By the year 2000, the islands had 93 online gambling licensees who were collectively turning in $7 billion in revenue.

But a crackdown on online gambling and sports betting by the US caused the number of licensees to plunge and decimated the industry on the islands.

By 2002 the number of operators had dropped to 38 and, by 2003 over 80 percent of those licensees had left the island.

Landmark WTO Ruling

Antigua took its grievances to the World Trade Organization (WTO), complaining that the US’ stance contravened the General Agreement on Trades and Services (GATS), an international treaty, drawn up by the WTO in 1995, which was designed to remove barriers to trade.

In March 2004, to the US’s embarrassment and Antigua’s surprise, the WTO ruled in favor of the islands, and it did so again in 2007, after the passage of UIGEA.

By refusing full market access to online gambling operators on the islands, the US, a paid-up member of the WTO, was in breach of its treaty obligations, it ruled.

In 2007, the WTO awarded Antigua $21 million in damages, annually. That debt now stands at $200 million, a debt the US has refused to pay. WTO also granted Antigua the power to collect its dues by offering it royalty-free digital downloads of US intellectual property for its citizens, such as music, films, TV shows and books.

$200 Million Tab

Antigua has resisted resorting to this measure because it sees it as a powerful bargaining tool, but it still wants America to pick up its tab.

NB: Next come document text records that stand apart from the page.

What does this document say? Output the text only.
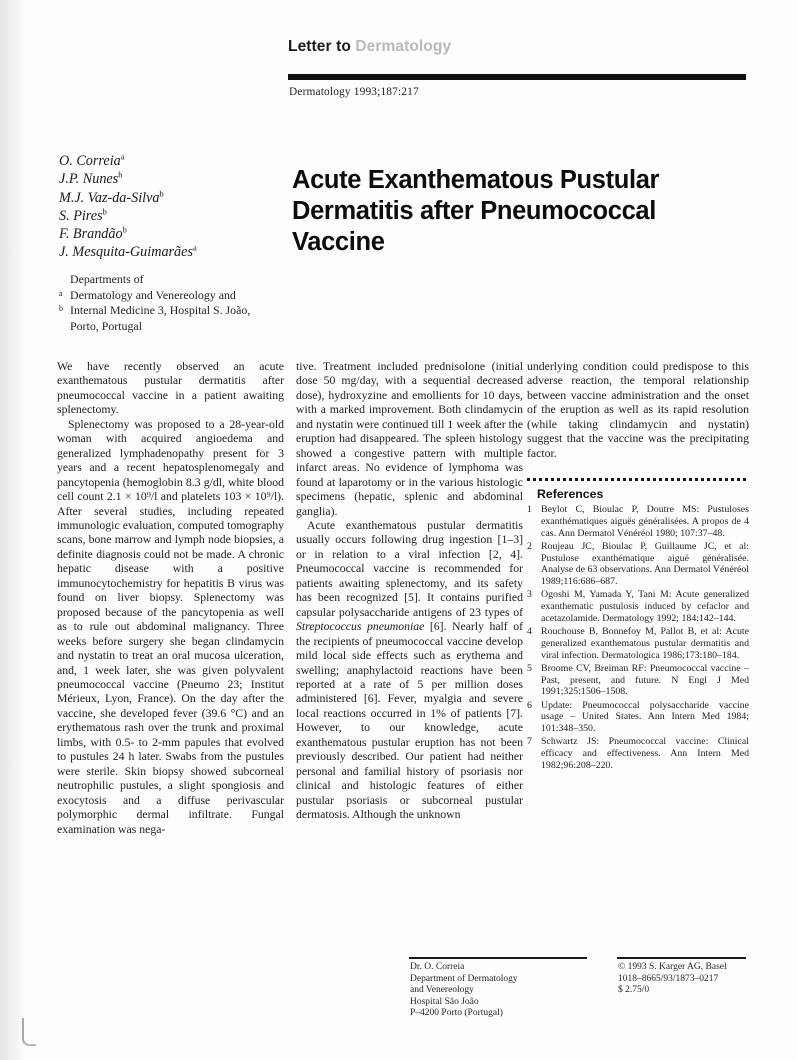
Letter to Dermatology
Dermatology 1993;187:217
O. Correia$^a$
J.P. Nunes$^b$
M.J. Vaz-da-Silva$^b$
S. Pires$^b$
F. Brandão$^b$
J. Mesquita-Guimarães$^a$
Departments of
a Dermatology and Venereology and
b Internal Medicine 3, Hospital S. João,
Porto, Portugal
Acute Exanthematous Pustular Dermatitis after Pneumococcal Vaccine

We have recently observed an acute exanthematous pustular dermatitis after pneumococcal vaccine in a patient awaiting splenectomy.

Splenectomy was proposed to a 28-year-old woman with acquired angioedema and generalized lymphadenopathy present for 3 years and a recent hepatosplenomegaly and pancytopenia (hemoglobin 8.3 g/dl, white blood cell count 2.1 × 10⁹/l and platelets 103 × 10⁹/l). After several studies, including repeated immunologic evaluation, computed tomography scans, bone marrow and lymph node biopsies, a definite diagnosis could not be made. A chronic hepatic disease with a positive immunocytochemistry for hepatitis B virus was found on liver biopsy. Splenectomy was proposed because of the pancytopenia as well as to rule out abdominal malignancy. Three weeks before surgery she began clindamycin and nystatin to treat an oral mucosa ulceration, and, 1 week later, she was given polyvalent pneumococcal vaccine (Pneumo 23; Institut Mérieux, Lyon, France). On the day after the vaccine, she developed fever (39.6 °C) and an erythematous rash over the trunk and proximal limbs, with 0.5- to 2-mm papules that evolved to pustules 24 h later. Swabs from the pustules were sterile. Skin biopsy showed subcorneal neutrophilic pustules, a slight spongiosis and exocytosis and a diffuse perivascular polymorphic dermal infiltrate. Fungal examination was nega-

tive. Treatment included prednisolone (initial dose 50 mg/day, with a sequential decreased dose), hydroxyzine and emollients for 10 days, with a marked improvement. Both clindamycin and nystatin were continued till 1 week after the eruption had disappeared. The spleen histology showed a congestive pattern with multiple infarct areas. No evidence of lymphoma was found at laparotomy or in the various histologic specimens (hepatic, splenic and abdominal ganglia).

Acute exanthematous pustular dermatitis usually occurs following drug ingestion [1–3] or in relation to a viral infection [2, 4]. Pneumococcal vaccine is recommended for patients awaiting splenectomy, and its safety has been recognized [5]. It contains purified capsular polysaccharide antigens of 23 types of Streptococcus pneumoniae [6]. Nearly half of the recipients of pneumococcal vaccine develop mild local side effects such as erythema and swelling; anaphylactoid reactions have been reported at a rate of 5 per million doses administered [6]. Fever, myalgia and severe local reactions occurred in 1% of patients [7]. However, to our knowledge, acute exanthematous pustular eruption has not been previously described. Our patient had neither personal and familial history of psoriasis nor clinical and histologic features of either pustular psoriasis or subcorneal pustular dermatosis. Although the unknown

underlying condition could predispose to this adverse reaction, the temporal relationship between vaccine administration and the onset of the eruption as well as its rapid resolution (while taking clindamycin and nystatin) suggest that the vaccine was the precipitating factor.

References
1 Beylot C, Bioulac P, Doutre MS: Pustuloses exanthématiques aiguës généralisées. A propos de 4 cas. Ann Dermatol Vénéréol 1980; 107:37–48.
2 Roujeau JC, Bioulac P, Guillaume JC, et al: Pustulose exanthématique aiguë généralisée. Analyse de 63 observations. Ann Dermatol Vénéréol 1989;116:686–687.
3 Ogoshi M, Yamada Y, Tani M: Acute generalized exanthematic pustulosis induced by cefaclor and acetazolamide. Dermatology 1992; 184:142–144.
4 Rouchouse B, Bonnefoy M, Pallot B, et al: Acute generalized exanthematous pustular dermatitis and viral infection. Dermatologica 1986;173:180–184.
5 Broome CV, Breiman RF: Pneumococcal vaccine – Past, present, and future. N Engl J Med 1991;325:1506–1508.
6 Update: Pneumococcal polysaccharide vaccine usage – United States. Ann Intern Med 1984; 101:348–350.
7 Schwartz JS: Pneumococcal vaccine: Clinical efficacy and effectiveness. Ann Intern Med 1982;96:208–220.
Dr. O. Correia
Department of Dermatology
and Venereology
Hospital São João
P–4200 Porto (Portugal)
© 1993 S. Karger AG, Basel
1018–8665/93/1873–0217
$ 2.75/0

“We have reached such a level of frustration at the recalcitrance of the US to make a fair offer for the injury that has been done to our economy over the last 13 years that my Government is contemplating activating the remedy give to us by the WTO to remedy the wrong that has been done to us. In other words, to sell US material without copyright until the US settles with us in compliance with the WTO judgement,” said Browne.

“This case, which is now famous in the annals of international trade law and about which scholarly books have been written, goes to the efficacy of the World Trade Organization and whether small and micro-states can get justice when powerful nations refuse to cooperate.”

The NAM must stand up for “those principles upon which it was founded” because “the threat we face is real; the danger is imminent,” he added.